To be sure, it was not all glory for Republicans and their Tea Party allies. Left-wing pundits have made a habit of mocking Sarah Palin and other Tea Party supporters for having the reverse Midas touch – that is, backing candidates who are ideologically simpatico but politically flawed. The argument has been repeatedly refuted – witness the success of Tea Party candidates like Paul and Rubio – but on occasion it has hit the mark. In Nevada, Sharon Angle lost a close election to Senate Majority Leader Harry Reid, helping Democrats keep control of the Senate. A perennial survivor, Reid’s political demise was nevertheless suggested by several pre-election polls. And it still may have come to pass, some have argued, had Republicans put forth a more astute and less polarizing candidate. In Delaware, Christine O’Donnell, written off from the beginning as a sure loser, proved to be just that as she lost by 17 points to Democrat Chris Coons. Likewise, in New York, Tea Party-aligned Republican gubernatorial challenger Carl Paladino suffered a heavy and much-publicized defeat. And while the New York race was never Republicans’ to win, many GOP strategists and pundits had argued that Delaware was very much within reach had Republicans followed the so-called Buckley rule by choosing a more electable standard bearer – in Delaware’s case, Tea Party nemesis Mike Castle.

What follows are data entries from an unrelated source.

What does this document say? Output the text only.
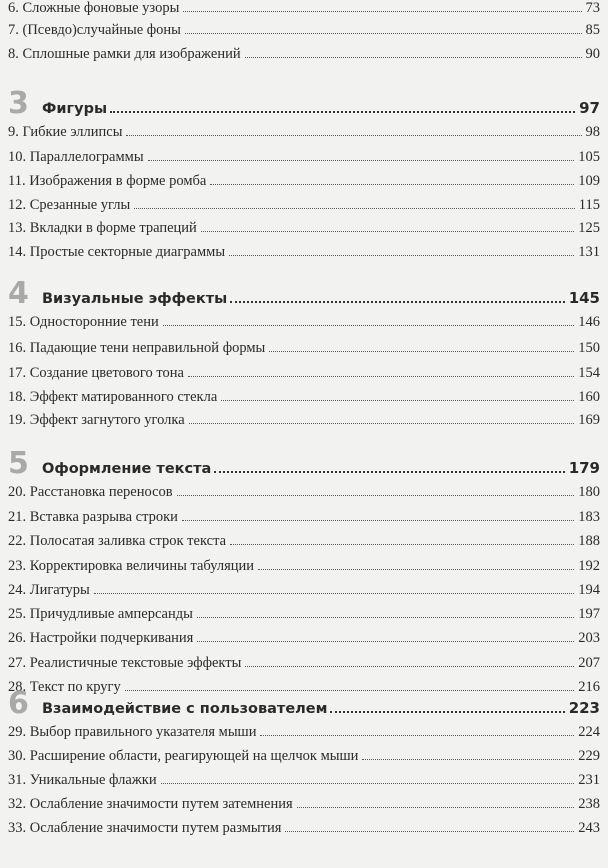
6. Сложные фоновые узоры	73
7. (Псевдо)случайные фоны	85
8. Сплошные рамки для изображений	90
3 Фигуры	97
9. Гибкие эллипсы	98
10. Параллелограммы	105
11. Изображения в форме ромба	109
12. Срезанные углы	115
13. Вкладки в форме трапеций	125
14. Простые секторные диаграммы	131
4 Визуальные эффекты	145
15. Односторонние тени	146
16. Падающие тени неправильной формы	150
17. Создание цветового тона	154
18. Эффект матированного стекла	160
19. Эффект загнутого уголка	169
5 Оформление текста	179
20. Расстановка переносов	180
21. Вставка разрыва строки	183
22. Полосатая заливка строк текста	188
23. Корректировка величины табуляции	192
24. Лигатуры	194
25. Причудливые амперсанды	197
26. Настройки подчеркивания	203
27. Реалистичные текстовые эффекты	207
28. Текст по кругу	216
6 Взаимодействие с пользователем	223
29. Выбор правильного указателя мыши	224
30. Расширение области, реагирующей на щелчок мыши	229
31. Уникальные флажки	231
32. Ослабление значимости путем затемнения	238
33. Ослабление значимости путем размытия	243
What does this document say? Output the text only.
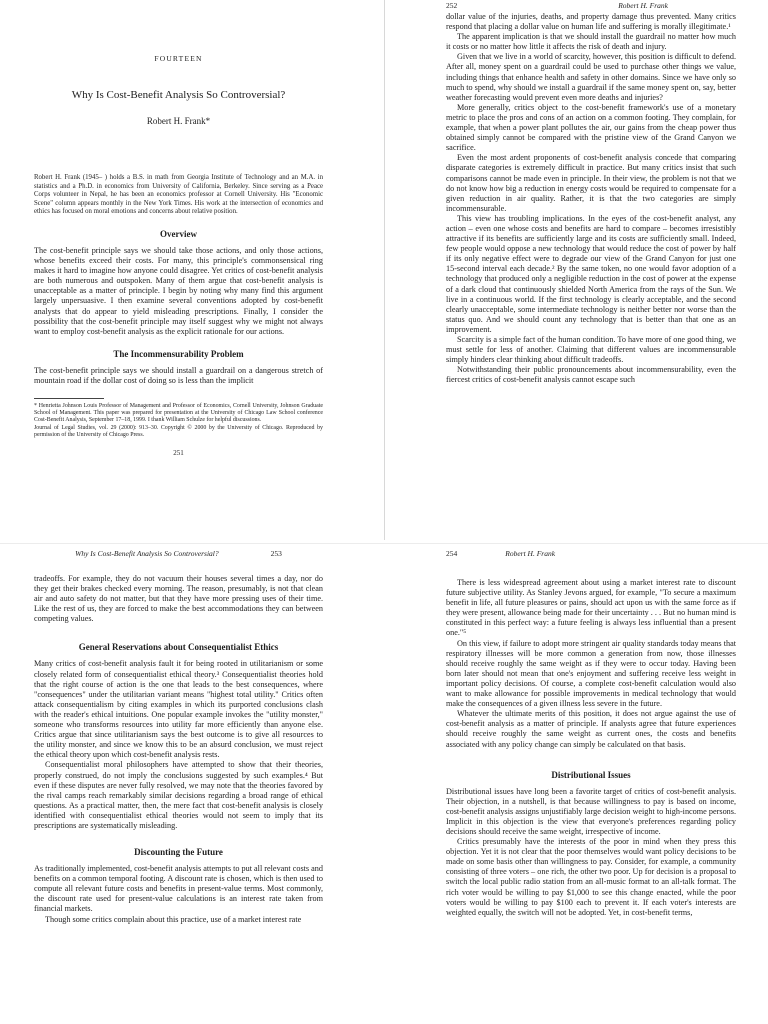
FOURTEEN
Why Is Cost-Benefit Analysis So Controversial?
Robert H. Frank*

Robert H. Frank (1945– ) holds a B.S. in math from Georgia Institute of Technology and an M.A. in statistics and a Ph.D. in economics from University of California, Berkeley. Since serving as a Peace Corps volunteer in Nepal, he has been an economics professor at Cornell University. His "Economic Scene" column appears monthly in the New York Times. His work at the intersection of economics and ethics has focused on moral emotions and concerns about relative position.

Overview

The cost-benefit principle says we should take those actions, and only those actions, whose benefits exceed their costs. For many, this principle's commonsensical ring makes it hard to imagine how anyone could disagree. Yet critics of cost-benefit analysis are both numerous and outspoken. Many of them argue that cost-benefit analysis is unacceptable as a matter of principle. I begin by noting why many find this argument largely unpersuasive. I then examine several conventions adopted by cost-benefit analysts that do appear to yield misleading prescriptions. Finally, I consider the possibility that the cost-benefit principle may itself suggest why we might not always want to employ cost-benefit analysis as the explicit rationale for our actions.

The Incommensurability Problem

The cost-benefit principle says we should install a guardrail on a dangerous stretch of mountain road if the dollar cost of doing so is less than the implicit

* Henrietta Johnson Louis Professor of Management and Professor of Economics, Cornell University, Johnson Graduate School of Management. This paper was prepared for presentation at the University of Chicago Law School conference Cost-Benefit Analysis, September 17–18, 1999. I thank William Schulze for helpful discussions.

Journal of Legal Studies, vol. 29 (2000): 913–30. Copyright © 2000 by the University of Chicago. Reproduced by permission of the University of Chicago Press.

251
252	Robert H. Frank

dollar value of the injuries, deaths, and property damage thus prevented. Many critics respond that placing a dollar value on human life and suffering is morally illegitimate.¹

The apparent implication is that we should install the guardrail no matter how much it costs or no matter how little it affects the risk of death and injury.

Given that we live in a world of scarcity, however, this position is difficult to defend. After all, money spent on a guardrail could be used to purchase other things we value, including things that enhance health and safety in other domains. Since we have only so much to spend, why should we install a guardrail if the same money spent on, say, better weather forecasting would prevent even more deaths and injuries?

More generally, critics object to the cost-benefit framework's use of a monetary metric to place the pros and cons of an action on a common footing. They complain, for example, that when a power plant pollutes the air, our gains from the cheap power thus obtained simply cannot be compared with the pristine view of the Grand Canyon we sacrifice.

Even the most ardent proponents of cost-benefit analysis concede that comparing disparate categories is extremely difficult in practice. But many critics insist that such comparisons cannot be made even in principle. In their view, the problem is not that we do not know how big a reduction in energy costs would be required to compensate for a given reduction in air quality. Rather, it is that the two categories are simply incommensurable.

This view has troubling implications. In the eyes of the cost-benefit analyst, any action – even one whose costs and benefits are hard to compare – becomes irresistibly attractive if its benefits are sufficiently large and its costs are sufficiently small. Indeed, few people would oppose a new technology that would reduce the cost of power by half if its only negative effect were to degrade our view of the Grand Canyon for just one 15-second interval each decade.² By the same token, no one would favor adoption of a technology that produced only a negligible reduction in the cost of power at the expense of a dark cloud that continuously shielded North America from the rays of the Sun. We live in a continuous world. If the first technology is clearly acceptable, and the second clearly unacceptable, some intermediate technology is neither better nor worse than the status quo. And we should count any technology that is better than that one as an improvement.

Scarcity is a simple fact of the human condition. To have more of one good thing, we must settle for less of another. Claiming that different values are incommensurable simply hinders clear thinking about difficult tradeoffs.

Notwithstanding their public pronouncements about incommensurability, even the fiercest critics of cost-benefit analysis cannot escape such

Why Is Cost-Benefit Analysis So Controversial?	253

tradeoffs. For example, they do not vacuum their houses several times a day, nor do they get their brakes checked every morning. The reason, presumably, is not that clean air and auto safety do not matter, but that they have more pressing uses of their time. Like the rest of us, they are forced to make the best accommodations they can between competing values.

General Reservations about Consequentialist Ethics

Many critics of cost-benefit analysis fault it for being rooted in utilitarianism or some closely related form of consequentialist ethical theory.³ Consequentialist theories hold that the right course of action is the one that leads to the best consequences, where "consequences" under the utilitarian variant means "highest total utility." Critics often attack consequentialism by citing examples in which its purported conclusions clash with the reader's ethical intuitions. One popular example invokes the "utility monster," someone who transforms resources into utility far more efficiently than anyone else. Critics argue that since utilitarianism says the best outcome is to give all resources to the utility monster, and since we know this to be an absurd conclusion, we must reject the ethical theory upon which cost-benefit analysis rests.

Consequentialist moral philosophers have attempted to show that their theories, properly construed, do not imply the conclusions suggested by such examples.⁴ But even if these disputes are never fully resolved, we may note that the theories favored by the rival camps reach remarkably similar decisions regarding a broad range of ethical questions. As a practical matter, then, the mere fact that cost-benefit analysis is closely identified with consequentialist ethical theories would not seem to imply that its prescriptions are systematically misleading.

Discounting the Future

As traditionally implemented, cost-benefit analysis attempts to put all relevant costs and benefits on a common temporal footing. A discount rate is chosen, which is then used to compute all relevant future costs and benefits in present-value terms. Most commonly, the discount rate used for present-value calculations is an interest rate taken from financial markets.

Though some critics complain about this practice, use of a market interest rate

254	Robert H. Frank

There is less widespread agreement about using a market interest rate to discount future subjective utility. As Stanley Jevons argued, for example, "To secure a maximum benefit in life, all future pleasures or pains, should act upon us with the same force as if they were present, allowance being made for their uncertainty . . . But no human mind is constituted in this perfect way: a future feeling is always less influential than a present one."⁵

On this view, if failure to adopt more stringent air quality standards today means that respiratory illnesses will be more common a generation from now, those illnesses should receive roughly the same weight as if they were to occur today. Having been born later should not mean that one's enjoyment and suffering receive less weight in important policy decisions. Of course, a complete cost-benefit calculation would also want to make allowance for possible improvements in medical technology that would make the consequences of a given illness less severe in the future.

Whatever the ultimate merits of this position, it does not argue against the use of cost-benefit analysis as a matter of principle. If analysts agree that future experiences should receive roughly the same weight as current ones, the costs and benefits associated with any policy change can simply be calculated on that basis.

Distributional Issues

Distributional issues have long been a favorite target of critics of cost-benefit analysis. Their objection, in a nutshell, is that because willingness to pay is based on income, cost-benefit analysis assigns unjustifiably large decision weight to high-income persons. Implicit in this objection is the view that everyone's preferences regarding policy decisions should receive the same weight, irrespective of income.

Critics presumably have the interests of the poor in mind when they press this objection. Yet it is not clear that the poor themselves would want policy decisions to be made on some basis other than willingness to pay. Consider, for example, a community consisting of three voters – one rich, the other two poor. Up for decision is a proposal to switch the local public radio station from an all-music format to an all-talk format. The rich voter would be willing to pay $1,000 to see this change enacted, while the poor voters would be willing to pay $100 each to prevent it. If each voter's interests are weighted equally, the switch will not be adopted. Yet, in cost-benefit terms,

Whatever the reality, it’s fair to say that this election will not have convinced all critics of the viability of Tea Party candidates.

But if Republicans sometimes got the strategy wrong, the real comeuppance came to Democrats for passing the wrong policies. Most notably repudiated was ObamaCare. Although Democrats have argued, rightly, that individual elements of the legislation are popular with the public, the inescapable lesson of the election is that as a whole the legislation was a failure with voters. The Wall Street Journal points out that 33 of the 219 House Democrats who voted for ObamaCare lost their jobs this week, a mass eviction consistent with the attitudes of 48 percent of voters who favored the legislation’s repeal, according to exit polls. Those Democrats who believed that the merits of ObamaCare would convince the public in the end were pointedly disabused. In Virginia, Democratic Congressman Tom Perriello defied many of the constituents in his Republican-leaning district by voting to pass the legislation. The Left hailed Perriello as a true “conviction politician,” but those he actually represents disagreed. He went down to defeat on Tuesday.

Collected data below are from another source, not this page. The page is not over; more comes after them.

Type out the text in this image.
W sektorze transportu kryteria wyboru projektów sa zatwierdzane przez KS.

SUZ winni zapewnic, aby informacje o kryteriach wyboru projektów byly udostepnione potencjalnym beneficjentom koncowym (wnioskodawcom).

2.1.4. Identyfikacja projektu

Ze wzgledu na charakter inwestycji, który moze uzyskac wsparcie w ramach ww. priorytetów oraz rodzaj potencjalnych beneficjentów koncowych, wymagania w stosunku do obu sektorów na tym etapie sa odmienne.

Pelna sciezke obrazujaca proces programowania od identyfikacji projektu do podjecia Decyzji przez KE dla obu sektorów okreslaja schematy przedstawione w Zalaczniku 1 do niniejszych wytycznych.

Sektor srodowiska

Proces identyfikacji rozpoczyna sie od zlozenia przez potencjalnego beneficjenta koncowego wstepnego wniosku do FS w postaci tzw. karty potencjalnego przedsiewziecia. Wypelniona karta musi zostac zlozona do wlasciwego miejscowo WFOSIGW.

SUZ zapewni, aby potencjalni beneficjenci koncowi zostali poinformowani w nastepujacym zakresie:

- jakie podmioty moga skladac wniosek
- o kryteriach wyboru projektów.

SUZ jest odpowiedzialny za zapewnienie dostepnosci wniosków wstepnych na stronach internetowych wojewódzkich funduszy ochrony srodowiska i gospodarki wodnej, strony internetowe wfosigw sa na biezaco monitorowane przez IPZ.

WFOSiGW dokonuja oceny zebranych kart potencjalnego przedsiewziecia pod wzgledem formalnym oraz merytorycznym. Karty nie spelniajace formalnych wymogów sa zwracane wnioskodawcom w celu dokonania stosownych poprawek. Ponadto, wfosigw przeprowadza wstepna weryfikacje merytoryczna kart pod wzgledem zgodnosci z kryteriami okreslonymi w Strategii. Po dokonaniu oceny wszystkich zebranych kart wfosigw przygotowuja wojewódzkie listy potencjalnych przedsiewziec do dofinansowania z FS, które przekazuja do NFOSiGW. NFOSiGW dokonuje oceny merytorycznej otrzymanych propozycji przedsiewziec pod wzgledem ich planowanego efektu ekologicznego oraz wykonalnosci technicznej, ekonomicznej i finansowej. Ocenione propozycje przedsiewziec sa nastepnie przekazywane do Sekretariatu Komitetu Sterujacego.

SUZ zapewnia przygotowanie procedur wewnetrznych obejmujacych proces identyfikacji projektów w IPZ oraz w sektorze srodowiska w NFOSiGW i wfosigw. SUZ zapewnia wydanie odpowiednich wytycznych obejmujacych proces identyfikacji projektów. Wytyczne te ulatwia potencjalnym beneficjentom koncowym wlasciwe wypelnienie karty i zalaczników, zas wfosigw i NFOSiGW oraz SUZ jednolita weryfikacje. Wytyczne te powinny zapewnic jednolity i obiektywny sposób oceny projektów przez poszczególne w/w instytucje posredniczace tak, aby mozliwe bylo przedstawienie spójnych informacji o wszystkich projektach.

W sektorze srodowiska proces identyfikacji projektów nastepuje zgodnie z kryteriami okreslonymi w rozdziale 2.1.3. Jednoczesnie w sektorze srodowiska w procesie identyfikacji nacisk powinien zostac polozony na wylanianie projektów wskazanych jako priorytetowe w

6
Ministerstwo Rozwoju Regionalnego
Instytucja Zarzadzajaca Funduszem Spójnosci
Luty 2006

The outstanding question of this election is whether the biggest loser not to actually lose his job understands the new political reality. On the evidence of his press conference this week, President Obama does not. Formally, at least, the president has struck a note of contrition, acknowledging the “shellacking” his party received and offering to work with Republicans. Yet there is no evidence that he is changing course. He hasn’t seemed to recognize the extent to which his policies – especially the $800 billion economic stimulus package and ObamaCare – have fueled the voter discontent that was on display this week. Instead, Obama insisted that the “American people” don’t want to see Republicans and Democrats refight the “arguments that we had over the past two years.”

In fact, the election results suggest the opposite lesson. If President Obama seems uneager to rehash the debates of his first two years in office, it’s because he recognizes that Americans have increasingly chosen sides. And they have not sided with him.